Nel 1989 un film di Peter Weir, con protagonista uno straordinario Robin Williams, uscito in Italia con il titolo di “L’attimo fuggente”, suscitò un ampio dibattito pubblico su temi che – secondo alcuni – anticiparono quelli del movimento di protesta studentesco che prenderà poi il nome de “La Pantera”. Il film ebbe il merito di far rileggere i versi di alcuni poeti, come Orazio e Walt Whitman, ma anche l’opera di un eclettico filosofo e poeta statunitense, allievo ed amico di Emerson, dedito alla critica del mercantilismo e alla pratica della disobbedienza civile: Henry David Thoreau.
Proprio H. D. Thoreau, fu protagonista di un esperimento di vita solitaria a stretto contatto con la natura protrattosi per circa due anni in una capanna di legno – da lui costruita – sulle rive del lago Walden in Massachusetts. Di quell’esperienza Walden ovvero vita nei boschi (BUR, Milano 1964) è il resoconto e l’opera più nota del nostro autore.
Molte pagine di quel libro contengono riflessioni estremamente attuali sul rapporto tra uomo e natura, tra individuo e società, tra ozio e lavoro che negli anni sono state riprese da altri filosofi e scrittori i quali hanno provato esperienze di vita concettualmente simili. Non ho mai vissuto a lungo nei boschi, ma nelle righe che seguono posso dire di aver ritrovato alcune sensazioni provate durante le mie brevi permanenze nei boschi del Monte Maggiore.
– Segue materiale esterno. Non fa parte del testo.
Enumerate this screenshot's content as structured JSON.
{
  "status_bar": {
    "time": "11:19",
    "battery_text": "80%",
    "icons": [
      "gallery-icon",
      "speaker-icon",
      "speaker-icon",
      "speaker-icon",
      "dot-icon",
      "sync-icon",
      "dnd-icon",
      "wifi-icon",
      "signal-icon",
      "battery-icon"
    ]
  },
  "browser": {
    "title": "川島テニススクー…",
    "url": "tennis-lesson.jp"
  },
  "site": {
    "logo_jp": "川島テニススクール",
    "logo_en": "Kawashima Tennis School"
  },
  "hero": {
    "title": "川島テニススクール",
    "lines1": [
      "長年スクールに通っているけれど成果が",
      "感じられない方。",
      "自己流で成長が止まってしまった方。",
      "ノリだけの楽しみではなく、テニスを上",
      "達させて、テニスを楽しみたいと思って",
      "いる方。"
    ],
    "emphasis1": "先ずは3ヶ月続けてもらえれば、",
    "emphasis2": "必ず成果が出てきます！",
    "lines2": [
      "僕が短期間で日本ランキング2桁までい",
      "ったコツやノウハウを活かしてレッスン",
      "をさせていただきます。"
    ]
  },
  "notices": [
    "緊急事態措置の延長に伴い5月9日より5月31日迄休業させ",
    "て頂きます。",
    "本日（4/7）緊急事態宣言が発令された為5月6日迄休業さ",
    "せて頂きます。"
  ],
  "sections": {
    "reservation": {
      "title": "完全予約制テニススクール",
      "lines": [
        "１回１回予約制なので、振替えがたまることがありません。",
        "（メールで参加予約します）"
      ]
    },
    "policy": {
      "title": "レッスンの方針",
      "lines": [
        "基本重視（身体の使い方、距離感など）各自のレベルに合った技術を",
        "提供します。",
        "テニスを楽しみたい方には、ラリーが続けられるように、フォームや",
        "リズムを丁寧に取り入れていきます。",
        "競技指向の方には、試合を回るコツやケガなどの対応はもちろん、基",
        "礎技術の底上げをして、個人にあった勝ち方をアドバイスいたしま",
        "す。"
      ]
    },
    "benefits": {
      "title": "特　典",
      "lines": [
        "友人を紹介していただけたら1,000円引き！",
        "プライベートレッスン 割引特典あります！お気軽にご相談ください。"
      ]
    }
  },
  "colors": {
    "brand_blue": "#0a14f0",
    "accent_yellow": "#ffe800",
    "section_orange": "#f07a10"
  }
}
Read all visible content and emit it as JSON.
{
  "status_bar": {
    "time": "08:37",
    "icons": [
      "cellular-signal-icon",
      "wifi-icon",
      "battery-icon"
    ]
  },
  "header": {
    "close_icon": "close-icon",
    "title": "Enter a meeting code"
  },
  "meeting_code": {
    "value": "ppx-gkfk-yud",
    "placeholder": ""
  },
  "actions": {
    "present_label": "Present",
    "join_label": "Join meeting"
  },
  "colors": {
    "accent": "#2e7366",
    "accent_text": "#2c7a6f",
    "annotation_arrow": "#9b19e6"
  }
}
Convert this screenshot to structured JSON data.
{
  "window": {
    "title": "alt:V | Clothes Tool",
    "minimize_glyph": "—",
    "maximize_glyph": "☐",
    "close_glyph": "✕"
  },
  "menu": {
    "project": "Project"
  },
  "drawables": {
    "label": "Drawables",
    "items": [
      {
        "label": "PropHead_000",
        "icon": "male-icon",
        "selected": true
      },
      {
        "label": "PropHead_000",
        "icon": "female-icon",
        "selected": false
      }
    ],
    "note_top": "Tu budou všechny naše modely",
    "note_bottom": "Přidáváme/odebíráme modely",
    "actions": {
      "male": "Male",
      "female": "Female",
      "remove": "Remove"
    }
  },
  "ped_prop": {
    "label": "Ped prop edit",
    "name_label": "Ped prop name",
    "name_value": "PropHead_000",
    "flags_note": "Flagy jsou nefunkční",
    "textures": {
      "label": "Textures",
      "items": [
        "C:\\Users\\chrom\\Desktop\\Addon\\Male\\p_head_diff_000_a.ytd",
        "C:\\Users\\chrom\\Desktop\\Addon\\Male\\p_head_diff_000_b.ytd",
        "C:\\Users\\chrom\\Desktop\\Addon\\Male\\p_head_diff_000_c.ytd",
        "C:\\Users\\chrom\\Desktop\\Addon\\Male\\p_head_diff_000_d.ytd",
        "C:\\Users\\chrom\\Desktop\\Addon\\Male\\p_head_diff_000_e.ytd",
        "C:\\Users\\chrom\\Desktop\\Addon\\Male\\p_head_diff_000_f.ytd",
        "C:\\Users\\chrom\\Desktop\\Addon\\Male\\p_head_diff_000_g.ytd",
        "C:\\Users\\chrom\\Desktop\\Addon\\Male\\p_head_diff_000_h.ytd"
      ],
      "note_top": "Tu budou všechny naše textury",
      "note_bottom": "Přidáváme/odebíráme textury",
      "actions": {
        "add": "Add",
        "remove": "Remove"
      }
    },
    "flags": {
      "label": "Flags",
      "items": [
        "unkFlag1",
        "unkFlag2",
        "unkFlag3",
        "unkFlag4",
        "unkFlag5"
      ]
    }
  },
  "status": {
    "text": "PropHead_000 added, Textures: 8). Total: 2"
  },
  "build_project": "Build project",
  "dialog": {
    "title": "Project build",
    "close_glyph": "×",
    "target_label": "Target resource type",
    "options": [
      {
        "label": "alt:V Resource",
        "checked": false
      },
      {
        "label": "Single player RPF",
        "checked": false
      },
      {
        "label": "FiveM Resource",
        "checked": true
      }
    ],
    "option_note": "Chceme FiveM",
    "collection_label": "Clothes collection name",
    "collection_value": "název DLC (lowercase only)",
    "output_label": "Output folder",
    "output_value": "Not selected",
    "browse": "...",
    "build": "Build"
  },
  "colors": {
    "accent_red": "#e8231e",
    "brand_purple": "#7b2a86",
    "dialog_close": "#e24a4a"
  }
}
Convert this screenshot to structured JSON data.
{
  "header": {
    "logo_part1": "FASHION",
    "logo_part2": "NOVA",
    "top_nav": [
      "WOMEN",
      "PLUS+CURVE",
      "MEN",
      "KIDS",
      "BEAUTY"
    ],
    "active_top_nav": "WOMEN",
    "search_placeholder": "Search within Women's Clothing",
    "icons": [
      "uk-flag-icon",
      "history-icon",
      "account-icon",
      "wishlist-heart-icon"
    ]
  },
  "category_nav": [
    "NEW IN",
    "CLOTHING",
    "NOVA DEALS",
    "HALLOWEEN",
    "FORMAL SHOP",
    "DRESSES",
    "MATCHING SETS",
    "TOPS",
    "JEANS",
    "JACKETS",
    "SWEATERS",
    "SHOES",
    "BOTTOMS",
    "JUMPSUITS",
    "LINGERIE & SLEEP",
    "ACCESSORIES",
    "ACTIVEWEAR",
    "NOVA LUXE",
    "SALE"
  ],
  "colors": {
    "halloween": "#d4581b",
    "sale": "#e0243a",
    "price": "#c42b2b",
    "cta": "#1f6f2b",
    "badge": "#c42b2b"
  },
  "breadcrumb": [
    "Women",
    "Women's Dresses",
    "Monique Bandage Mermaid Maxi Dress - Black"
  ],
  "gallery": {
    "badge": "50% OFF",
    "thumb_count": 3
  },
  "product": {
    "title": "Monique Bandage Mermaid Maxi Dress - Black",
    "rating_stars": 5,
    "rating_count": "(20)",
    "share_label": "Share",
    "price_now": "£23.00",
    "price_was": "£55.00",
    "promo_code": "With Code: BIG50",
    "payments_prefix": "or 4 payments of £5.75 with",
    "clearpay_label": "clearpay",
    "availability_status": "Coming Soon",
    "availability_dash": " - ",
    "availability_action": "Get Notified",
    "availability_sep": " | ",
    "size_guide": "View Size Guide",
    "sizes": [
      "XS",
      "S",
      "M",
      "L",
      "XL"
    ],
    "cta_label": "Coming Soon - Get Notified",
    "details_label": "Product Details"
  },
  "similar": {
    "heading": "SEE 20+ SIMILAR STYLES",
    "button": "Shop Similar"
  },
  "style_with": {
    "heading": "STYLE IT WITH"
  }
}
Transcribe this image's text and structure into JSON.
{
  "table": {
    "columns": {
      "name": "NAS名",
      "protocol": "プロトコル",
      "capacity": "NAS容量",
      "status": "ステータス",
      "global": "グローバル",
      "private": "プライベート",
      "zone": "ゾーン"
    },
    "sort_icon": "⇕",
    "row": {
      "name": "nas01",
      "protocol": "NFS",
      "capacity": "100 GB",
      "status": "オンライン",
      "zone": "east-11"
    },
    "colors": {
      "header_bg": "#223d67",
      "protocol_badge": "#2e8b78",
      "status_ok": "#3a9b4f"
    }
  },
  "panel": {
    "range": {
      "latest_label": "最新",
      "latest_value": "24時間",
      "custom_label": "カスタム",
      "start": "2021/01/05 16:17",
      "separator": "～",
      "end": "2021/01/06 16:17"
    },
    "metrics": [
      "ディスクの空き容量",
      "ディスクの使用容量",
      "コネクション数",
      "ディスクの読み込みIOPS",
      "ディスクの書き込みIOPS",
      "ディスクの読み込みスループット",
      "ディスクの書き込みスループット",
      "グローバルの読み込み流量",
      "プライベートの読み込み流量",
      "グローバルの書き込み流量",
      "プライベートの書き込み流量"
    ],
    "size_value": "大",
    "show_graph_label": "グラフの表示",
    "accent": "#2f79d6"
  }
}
«Non lessi libri, la prima estate; zappai fagioli. Non solo; spesso facevo di meglio. A volte non potevo permettermi di sacrificare a nessun lavoro, sia mentale che materiale, il fiore del momento presente. Amo che vi sia un largo margine di respiro, nella mia vita.
Talvolta, qualche mattina d’estate, dopo avere fatto il solito bagno, sedevo sulla soglia della capanna, dall’alba al tramonto, rapito in fantasticherie, tra i pini e i noci americani e i sommacchi, in solitudine e silenzio indisturbati, mentre gli uccelli cantavano attorno o svolazzavano quieti per la casa, finché, o il sole che penetrava attraverso la mia finestra a occidente, o il rumore del carro di qualche viaggiatore, lontano, sulla strada maestra, mi facevano ricordare il trascorrere del tempo.
In quelle stagioni io crebbi come il grano di notte – ed esse erano assai meglio di qualsiasi lavoro manuale. Quel tempo non fu sottratto alla mia vita, ma mi veniva concesso in sovrappiù, oltre a quello che usualmente m’è elargito. Capii cosa gli Orientali intendano per contemplazione e abbandono del lavoro. Per la maggior parte, non mi curavo che le ore passassero. Il giorno avanzava come per illuminare qualche mio lavoro; era mattina e – guarda! adesso è sera, e io non ho fatto nulla degno di nota.»